E foi o que aconteceu.

Eu gargalhei enquanto queimava, ou um ruído parecido com risada. Chamas negras começaram a surgir de dentro de mim, consumindo primeiro as chamas ao meu redor, o bispo, a praça e depois toda a capital. Tudo se transformou em uma gigantes explosão que matou os culpados pelo meu sofrimento, a pobre garotinha que eu havia ajudado pouco antes, as pessoas famintas e doentes que sequer estavam envolvidas e tudo mais que estivesse nas redondezas

Eu destruí a capital sem sequer mover um dedo.

Foi assim que eu tive certeza de que eu era de fato o Principe Demônio, ou algo perto disso.

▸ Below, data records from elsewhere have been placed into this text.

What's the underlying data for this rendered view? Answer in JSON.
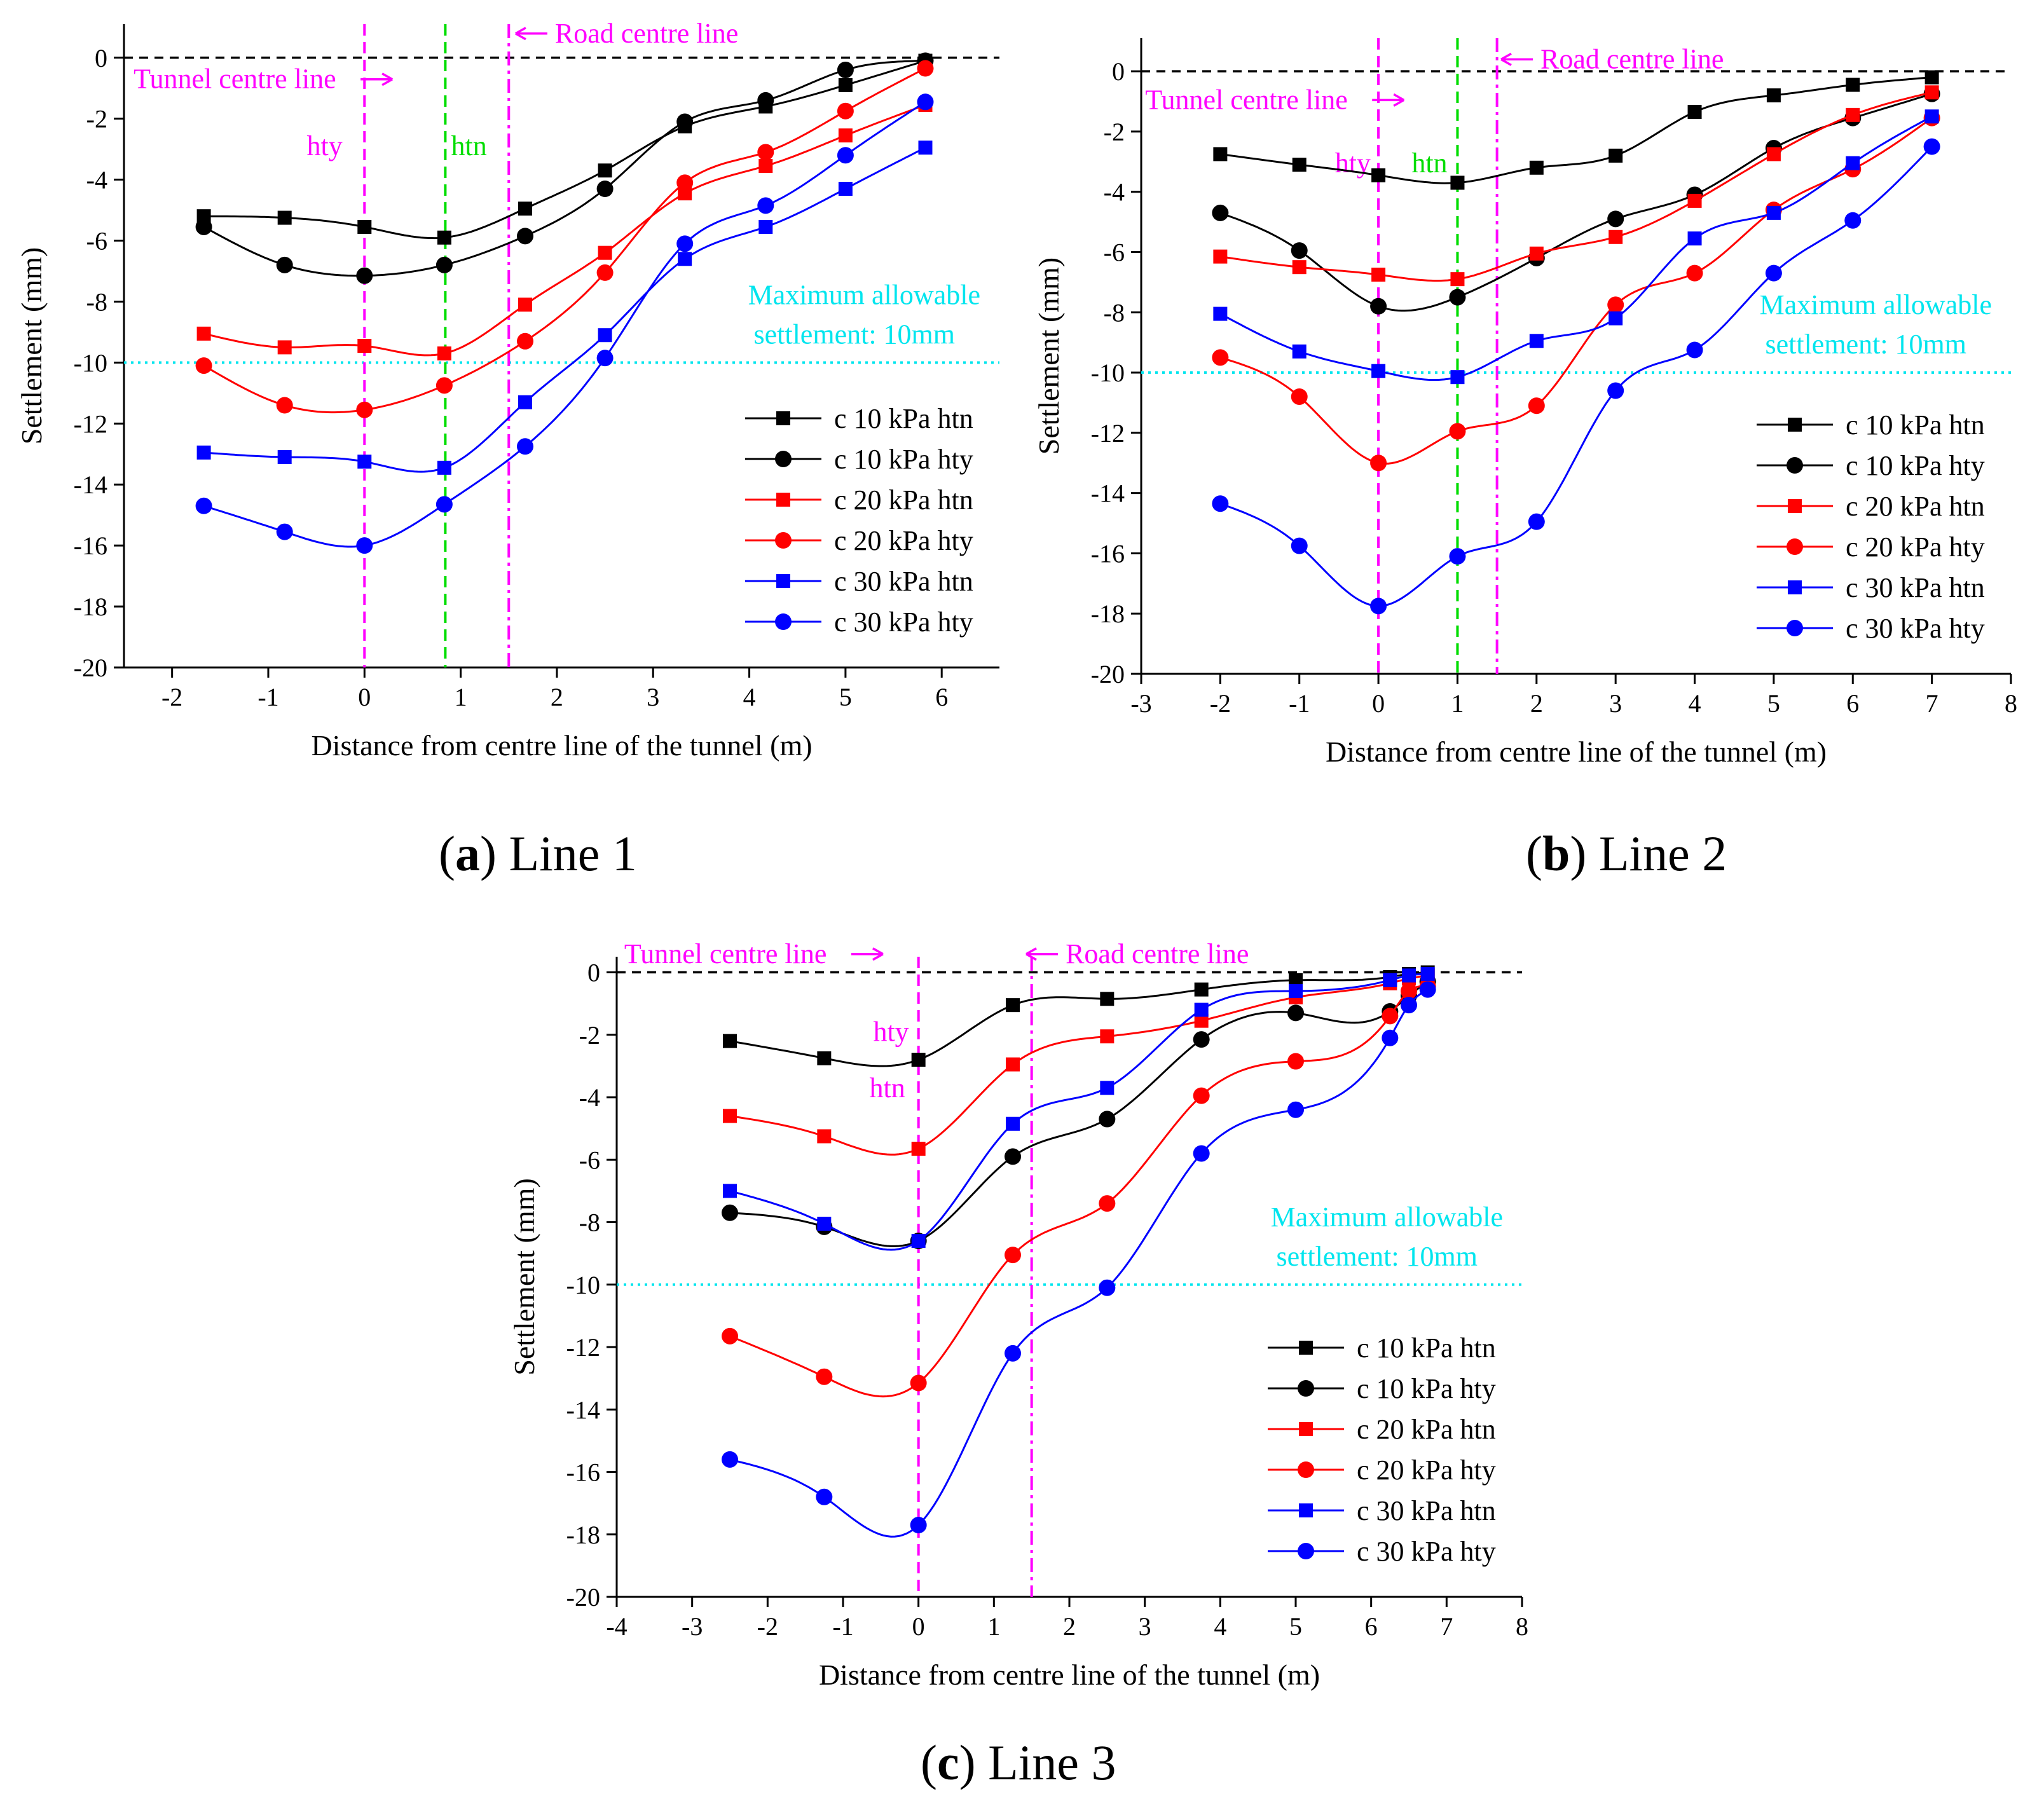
{
  "colors": {
    "black": "#000000",
    "red": "#ff0000",
    "blue": "#0000ff",
    "magenta": "#ff00ff",
    "green": "#00dd00",
    "cyan": "#00e5ee"
  },
  "captions": [
    {
      "id": "a",
      "letter": "a",
      "text": " Line 1"
    },
    {
      "id": "b",
      "letter": "b",
      "text": " Line 2"
    },
    {
      "id": "c",
      "letter": "c",
      "text": " Line 3"
    }
  ],
  "chart_data": [
    {
      "id": "a",
      "type": "line",
      "xlabel": "Distance from centre line of the tunnel (m)",
      "ylabel": "Settlement  (mm)",
      "xlim": [
        -2.5,
        6.6
      ],
      "ylim": [
        -20,
        1.1
      ],
      "xticks": [
        -2,
        -1,
        0,
        1,
        2,
        3,
        4,
        5,
        6
      ],
      "yticks": [
        0,
        -2,
        -4,
        -6,
        -8,
        -10,
        -12,
        -14,
        -16,
        -18,
        -20
      ],
      "legend": "bottom-right",
      "threshold": {
        "y": -10,
        "label1": "Maximum allowable",
        "label2": "settlement: 10mm"
      },
      "vlines": [
        {
          "x": 0,
          "color": "magenta",
          "style": "dash"
        },
        {
          "x": 0.84,
          "color": "green",
          "style": "dash"
        },
        {
          "x": 1.5,
          "color": "magenta",
          "style": "dashdot"
        }
      ],
      "annotations": [
        {
          "text": "Road centre line",
          "x": 1.98,
          "y": 0.5,
          "color": "magenta",
          "arrow": "left"
        },
        {
          "text": "Tunnel centre line",
          "x": -2.4,
          "y": -1.0,
          "color": "magenta",
          "arrow": "right"
        },
        {
          "text": "hty",
          "x": -0.6,
          "y": -3.2,
          "color": "magenta"
        },
        {
          "text": "htn",
          "x": 0.9,
          "y": -3.2,
          "color": "green"
        }
      ],
      "series": [
        {
          "name": "c 10 kPa htn",
          "color": "black",
          "marker": "square",
          "x": [
            -1.67,
            -0.83,
            0,
            0.83,
            1.67,
            2.5,
            3.33,
            4.17,
            5.0,
            5.83
          ],
          "y": [
            -5.2,
            -5.25,
            -5.55,
            -5.9,
            -4.95,
            -3.7,
            -2.25,
            -1.6,
            -0.9,
            -0.1
          ]
        },
        {
          "name": "c 10 kPa hty",
          "color": "black",
          "marker": "circle",
          "x": [
            -1.67,
            -0.83,
            0,
            0.83,
            1.67,
            2.5,
            3.33,
            4.17,
            5.0,
            5.83
          ],
          "y": [
            -5.55,
            -6.8,
            -7.15,
            -6.8,
            -5.85,
            -4.3,
            -2.1,
            -1.4,
            -0.4,
            -0.1
          ]
        },
        {
          "name": "c 20 kPa htn",
          "color": "red",
          "marker": "square",
          "x": [
            -1.67,
            -0.83,
            0,
            0.83,
            1.67,
            2.5,
            3.33,
            4.17,
            5.0,
            5.83
          ],
          "y": [
            -9.05,
            -9.5,
            -9.45,
            -9.7,
            -8.1,
            -6.4,
            -4.45,
            -3.55,
            -2.55,
            -1.55
          ]
        },
        {
          "name": "c 20 kPa hty",
          "color": "red",
          "marker": "circle",
          "x": [
            -1.67,
            -0.83,
            0,
            0.83,
            1.67,
            2.5,
            3.33,
            4.17,
            5.0,
            5.83
          ],
          "y": [
            -10.1,
            -11.4,
            -11.55,
            -10.75,
            -9.3,
            -7.05,
            -4.1,
            -3.1,
            -1.75,
            -0.35
          ]
        },
        {
          "name": "c 30 kPa htn",
          "color": "blue",
          "marker": "square",
          "x": [
            -1.67,
            -0.83,
            0,
            0.83,
            1.67,
            2.5,
            3.33,
            4.17,
            5.0,
            5.83
          ],
          "y": [
            -12.95,
            -13.1,
            -13.25,
            -13.45,
            -11.3,
            -9.1,
            -6.6,
            -5.55,
            -4.3,
            -2.95
          ]
        },
        {
          "name": "c 30 kPa hty",
          "color": "blue",
          "marker": "circle",
          "x": [
            -1.67,
            -0.83,
            0,
            0.83,
            1.67,
            2.5,
            3.33,
            4.17,
            5.0,
            5.83
          ],
          "y": [
            -14.7,
            -15.55,
            -16.0,
            -14.65,
            -12.75,
            -9.85,
            -6.1,
            -4.85,
            -3.2,
            -1.45
          ]
        }
      ]
    },
    {
      "id": "b",
      "type": "line",
      "xlabel": "Distance from centre line of the tunnel (m)",
      "ylabel": "Settlement  (mm)",
      "xlim": [
        -3,
        8
      ],
      "ylim": [
        -20,
        1.1
      ],
      "xticks": [
        -3,
        -2,
        -1,
        0,
        1,
        2,
        3,
        4,
        5,
        6,
        7,
        8
      ],
      "yticks": [
        0,
        -2,
        -4,
        -6,
        -8,
        -10,
        -12,
        -14,
        -16,
        -18,
        -20
      ],
      "legend": "bottom-right",
      "threshold": {
        "y": -10,
        "label1": "Maximum allowable",
        "label2": "settlement: 10mm"
      },
      "vlines": [
        {
          "x": 0,
          "color": "magenta",
          "style": "dash"
        },
        {
          "x": 1,
          "color": "green",
          "style": "dash"
        },
        {
          "x": 1.5,
          "color": "magenta",
          "style": "dashdot"
        }
      ],
      "annotations": [
        {
          "text": "Road centre line",
          "x": 2.05,
          "y": 0.1,
          "color": "magenta",
          "arrow": "left"
        },
        {
          "text": "Tunnel centre line",
          "x": -2.95,
          "y": -1.25,
          "color": "magenta",
          "arrow": "right"
        },
        {
          "text": "hty",
          "x": -0.55,
          "y": -3.35,
          "color": "magenta"
        },
        {
          "text": "htn",
          "x": 0.42,
          "y": -3.35,
          "color": "green"
        }
      ],
      "series": [
        {
          "name": "c 10 kPa htn",
          "color": "black",
          "marker": "square",
          "x": [
            -2,
            -1,
            0,
            1,
            2,
            3,
            4,
            5,
            6,
            7
          ],
          "y": [
            -2.75,
            -3.1,
            -3.45,
            -3.7,
            -3.2,
            -2.8,
            -1.35,
            -0.8,
            -0.45,
            -0.2
          ]
        },
        {
          "name": "c 10 kPa hty",
          "color": "black",
          "marker": "circle",
          "x": [
            -2,
            -1,
            0,
            1,
            2,
            3,
            4,
            5,
            6,
            7
          ],
          "y": [
            -4.7,
            -5.95,
            -7.8,
            -7.5,
            -6.2,
            -4.9,
            -4.1,
            -2.55,
            -1.55,
            -0.75
          ]
        },
        {
          "name": "c 20 kPa htn",
          "color": "red",
          "marker": "square",
          "x": [
            -2,
            -1,
            0,
            1,
            2,
            3,
            4,
            5,
            6,
            7
          ],
          "y": [
            -6.15,
            -6.5,
            -6.75,
            -6.9,
            -6.05,
            -5.5,
            -4.3,
            -2.75,
            -1.45,
            -0.7
          ]
        },
        {
          "name": "c 20 kPa hty",
          "color": "red",
          "marker": "circle",
          "x": [
            -2,
            -1,
            0,
            1,
            2,
            3,
            4,
            5,
            6,
            7
          ],
          "y": [
            -9.5,
            -10.8,
            -13.0,
            -11.95,
            -11.1,
            -7.75,
            -6.7,
            -4.6,
            -3.25,
            -1.55
          ]
        },
        {
          "name": "c 30 kPa htn",
          "color": "blue",
          "marker": "square",
          "x": [
            -2,
            -1,
            0,
            1,
            2,
            3,
            4,
            5,
            6,
            7
          ],
          "y": [
            -8.05,
            -9.3,
            -9.95,
            -10.15,
            -8.95,
            -8.2,
            -5.55,
            -4.7,
            -3.05,
            -1.5
          ]
        },
        {
          "name": "c 30 kPa hty",
          "color": "blue",
          "marker": "circle",
          "x": [
            -2,
            -1,
            0,
            1,
            2,
            3,
            4,
            5,
            6,
            7
          ],
          "y": [
            -14.35,
            -15.75,
            -17.75,
            -16.1,
            -14.95,
            -10.6,
            -9.25,
            -6.7,
            -4.95,
            -2.5
          ]
        }
      ]
    },
    {
      "id": "c",
      "type": "line",
      "xlabel": "Distance from centre line of the tunnel (m)",
      "ylabel": "Settlement  (mm)",
      "xlim": [
        -4,
        8
      ],
      "ylim": [
        -20,
        0.5
      ],
      "xticks": [
        -4,
        -3,
        -2,
        -1,
        0,
        1,
        2,
        3,
        4,
        5,
        6,
        7,
        8
      ],
      "yticks": [
        0,
        -2,
        -4,
        -6,
        -8,
        -10,
        -12,
        -14,
        -16,
        -18,
        -20
      ],
      "legend": "bottom-right",
      "threshold": {
        "y": -10,
        "label1": "Maximum allowable",
        "label2": "settlement: 10mm"
      },
      "vlines": [
        {
          "x": 0,
          "color": "magenta",
          "style": "dash"
        },
        {
          "x": 1.5,
          "color": "magenta",
          "style": "dashdot"
        }
      ],
      "annotations": [
        {
          "text": "Road centre line",
          "x": 1.95,
          "y": 0.3,
          "color": "magenta",
          "arrow": "left"
        },
        {
          "text": "Tunnel centre line",
          "x": -3.9,
          "y": 0.3,
          "color": "magenta",
          "arrow": "right"
        },
        {
          "text": "hty",
          "x": -0.6,
          "y": -2.2,
          "color": "magenta"
        },
        {
          "text": "htn",
          "x": -0.65,
          "y": -4.0,
          "color": "magenta"
        }
      ],
      "series": [
        {
          "name": "c 10 kPa htn",
          "color": "black",
          "marker": "square",
          "x": [
            -2.5,
            -1.25,
            0,
            1.25,
            2.5,
            3.75,
            5.0,
            6.25,
            6.5,
            6.75
          ],
          "y": [
            -2.2,
            -2.75,
            -2.8,
            -1.05,
            -0.85,
            -0.55,
            -0.25,
            -0.15,
            -0.05,
            0
          ]
        },
        {
          "name": "c 10 kPa hty",
          "color": "black",
          "marker": "circle",
          "x": [
            -2.5,
            -1.25,
            0,
            1.25,
            2.5,
            3.75,
            5.0,
            6.25,
            6.5,
            6.75
          ],
          "y": [
            -7.7,
            -8.15,
            -8.6,
            -5.9,
            -4.7,
            -2.15,
            -1.3,
            -1.25,
            -0.75,
            -0.3
          ]
        },
        {
          "name": "c 20 kPa htn",
          "color": "red",
          "marker": "square",
          "x": [
            -2.5,
            -1.25,
            0,
            1.25,
            2.5,
            3.75,
            5.0,
            6.25,
            6.5,
            6.75
          ],
          "y": [
            -4.6,
            -5.25,
            -5.65,
            -2.95,
            -2.05,
            -1.55,
            -0.8,
            -0.35,
            -0.2,
            -0.1
          ]
        },
        {
          "name": "c 20 kPa hty",
          "color": "red",
          "marker": "circle",
          "x": [
            -2.5,
            -1.25,
            0,
            1.25,
            2.5,
            3.75,
            5.0,
            6.25,
            6.5,
            6.75
          ],
          "y": [
            -11.65,
            -12.95,
            -13.15,
            -9.05,
            -7.4,
            -3.95,
            -2.85,
            -1.4,
            -0.6,
            -0.45
          ]
        },
        {
          "name": "c 30 kPa htn",
          "color": "blue",
          "marker": "square",
          "x": [
            -2.5,
            -1.25,
            0,
            1.25,
            2.5,
            3.75,
            5.0,
            6.25,
            6.5,
            6.75
          ],
          "y": [
            -7.0,
            -8.05,
            -8.6,
            -4.85,
            -3.7,
            -1.2,
            -0.6,
            -0.25,
            -0.1,
            -0.05
          ]
        },
        {
          "name": "c 30 kPa hty",
          "color": "blue",
          "marker": "circle",
          "x": [
            -2.5,
            -1.25,
            0,
            1.25,
            2.5,
            3.75,
            5.0,
            6.25,
            6.5,
            6.75
          ],
          "y": [
            -15.6,
            -16.8,
            -17.7,
            -12.2,
            -10.1,
            -5.8,
            -4.4,
            -2.1,
            -1.05,
            -0.55
          ]
        }
      ]
    }
  ]
}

Passei a ter medo de mim e ter certeza de que onde quer que eu fosse a morte iria junto.  De um jeito ou de outro. fui o culpado pela queda da Larvênia. Destruí o meu lar. Garanti que ele jamais pudesse ser recuperado. Então não, eu não me considerava um príncipe, muito menos um rei. Era somente um destruidor, assassino, um monstro.